Dari pesawat mendarat di London, sampai Gery mengantarnya ke rumah pun tak ada pembicaraan berarti. Hanya ada pembicaraan singkat. Setelah itu hening kembali menyapa bahkan tawaran Gery untuk makan di salah satu restauran pun Lucy tolak. Lucy cuma ingin tiba di rumah dan tenggelam kembali dalam selimut.

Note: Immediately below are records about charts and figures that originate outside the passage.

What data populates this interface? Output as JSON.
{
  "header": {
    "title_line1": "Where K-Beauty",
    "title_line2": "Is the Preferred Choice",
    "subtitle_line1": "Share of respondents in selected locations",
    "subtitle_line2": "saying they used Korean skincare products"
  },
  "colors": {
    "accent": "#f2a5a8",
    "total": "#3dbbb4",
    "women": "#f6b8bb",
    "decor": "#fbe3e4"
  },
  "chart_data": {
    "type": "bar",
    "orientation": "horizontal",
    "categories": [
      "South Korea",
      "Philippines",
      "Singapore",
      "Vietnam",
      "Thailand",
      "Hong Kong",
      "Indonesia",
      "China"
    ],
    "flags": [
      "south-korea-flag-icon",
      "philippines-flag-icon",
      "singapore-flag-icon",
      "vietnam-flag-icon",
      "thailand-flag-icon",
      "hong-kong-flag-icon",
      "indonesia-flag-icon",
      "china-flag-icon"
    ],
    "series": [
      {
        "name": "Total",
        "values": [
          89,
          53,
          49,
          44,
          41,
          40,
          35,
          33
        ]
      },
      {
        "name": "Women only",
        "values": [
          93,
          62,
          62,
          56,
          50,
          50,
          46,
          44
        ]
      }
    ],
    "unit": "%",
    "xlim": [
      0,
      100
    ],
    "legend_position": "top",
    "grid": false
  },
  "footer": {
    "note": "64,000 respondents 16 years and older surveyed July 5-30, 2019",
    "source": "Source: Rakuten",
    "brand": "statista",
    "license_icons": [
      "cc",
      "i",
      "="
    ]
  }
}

Pagi ini pun, Lucy hanya duduk di balkon dengan secangkir teh hangat. Perutnya masih tidak enak. Terasa kaku. Tadi ia juga muntah-muntah. Tubuhnya lemas. Seakan tidak memiliki tenaga.
Tok...tok...tok..
Lucy menyandarkan kepalanya di sandaran kursi kayu dengan sedikit memajukan tubuhnya. Jujur ia tak ingin menemui siapapun sekarang. Tapi ketukan pintu berulang itu cukup mengganggunya.
"Masuk!" teriaknya.
Lucy mendengar pintu terbuka dan tertutup. Dan langkah kaki kian mendekat. Lucy tidak tahu siapa yang mendatanginya sampai...
"Bibi menelponku. Kau sakit?"
Tahu akan suara milik siapa itu, Lucy tetap bergeming.
Kemudian sebuah tangan mendarat di dahinya. "Badanmu panas."
"Hmm." Lucy hanya bergumam.
"Aku akan menelpon dokter."
"Tidak perlu, Gery. Aku baik-baik saja," ujar Lucy sembari menegakkan tubuhnya lalu menyambar teh hangat di meja untuk ia minum. Rasa mual itu datang kembali.
"Terlambat. Sebelum kemari aku sudah menghubungi dokter."
"Tsk." Lucy mendengus tak suka.
"Kau pucat. Kau lebih butuh dokter daripada teh hangat."
"Terse--" belum selesai dengan ucapannya, Lucy lebih dulu berlari ke dalam kamar mandi.
Lagi dan lagi ia muntah. Dan hanya cairan bening yang keluar.
"Kau tidak apa?" tanya Gery, ia mengumpulkan rambut Lucy, ia bawa dalam satu genggamannya sementara tangan yang lainnya memijat tengkuk Lucy.
Lucy membasuh mulutnya dengan air, ia lalu berpegangan pada pinggiran westafel. Spontan Gery melepaskan genggamannya pada rambut Lucy.
"A--aku..."
"Lucy!" panggil Gery, begitu sang empunya nama hilang kesadarannya. Gery pun membawa Lucy dalam gendongannya, ia letakkan Lucy di atas ranjang.
Setelah itu, tangannya bergerak mengambil ponsel di saku. Menghubungi kembali yang ia perintahkan untuk datang kemari tadi.
"Halo," sahut suara dibalik telpon.
"Kau di mana?"
"Aku di depan rumah, sesuai alamat yang kau beri," jawab si penerima telpon.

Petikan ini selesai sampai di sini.